Kanatlı sektörü için gerekli girdilerde üretiminin yetersizliği ve dışarıya bağımlı olması nedeniyle hammadde sorunu bir kriz olarak dönem dönem sektörün önüne çıkıyor.
Son dönem sektörün gündeminde rendering ürünleri var. Yemlerin vazgeçilmez bileşenlerinden biri olan rendering ürünlerine AB'ye uyum nedeniyle yönetmelikle getirilen yasak, talep üzerine 2017'ye ertelendi.
Türkiye Yem Sanayicileri Birliği (Türkiyem-Bir) Genel Sekreteri Prof.
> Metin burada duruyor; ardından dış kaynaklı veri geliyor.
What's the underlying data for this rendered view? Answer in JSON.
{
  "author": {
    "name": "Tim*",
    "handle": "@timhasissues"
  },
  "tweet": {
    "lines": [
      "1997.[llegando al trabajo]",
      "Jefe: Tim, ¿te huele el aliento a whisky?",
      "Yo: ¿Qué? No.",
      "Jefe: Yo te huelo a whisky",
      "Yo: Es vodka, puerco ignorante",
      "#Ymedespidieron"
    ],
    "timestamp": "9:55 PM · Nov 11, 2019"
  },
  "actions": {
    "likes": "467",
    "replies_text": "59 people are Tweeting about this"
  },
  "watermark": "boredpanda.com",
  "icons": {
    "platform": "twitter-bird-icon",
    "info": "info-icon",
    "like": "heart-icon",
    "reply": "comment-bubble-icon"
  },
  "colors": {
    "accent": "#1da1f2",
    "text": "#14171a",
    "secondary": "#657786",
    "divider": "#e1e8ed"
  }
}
Dr. Nizamettin Şenköylü ile sektördeki yem sorununu konuştuk.
Erteleme kararının doğru olduğunu ancak yasaklamanın tamamen kaldırılması gerektiğini belirten Şenköylü, “Kanatlı rendering ürünlerinin kanatlı yemlerinde kullanılmayıp imha edilmesi, pet hayvanları yemlerinde kullanılması, ihraç edilmesi veya biyogaz tesislerinde kullanım gibi başka şekillerde değerlendirilmesine yönelik alt yapımız yeterli değerlidir” diye konuştu.
Şenköylü, eğer teşvikler ve destekler verilirse sektörün alt yapısını modern tesisleri kurarak 5 yılda tamamlayabileceğini söyledi.
Rendering ürünlerini biraz açar mısınız?
Öncelikle rendering ürünleri ile ilgili genel bir bilgi vermek gerekirse, rendering işlemi hayvansal yan ürünlerin 50 mm parça büyüklüğünden fazla olmamak üzere küçültülerek, kesintisiz bir şekilde 3 bar basınçta en az 20 dakika, iç sıcaklığı 133 °C den fazla olacak şekilde işlenmesini ifade etmektedir.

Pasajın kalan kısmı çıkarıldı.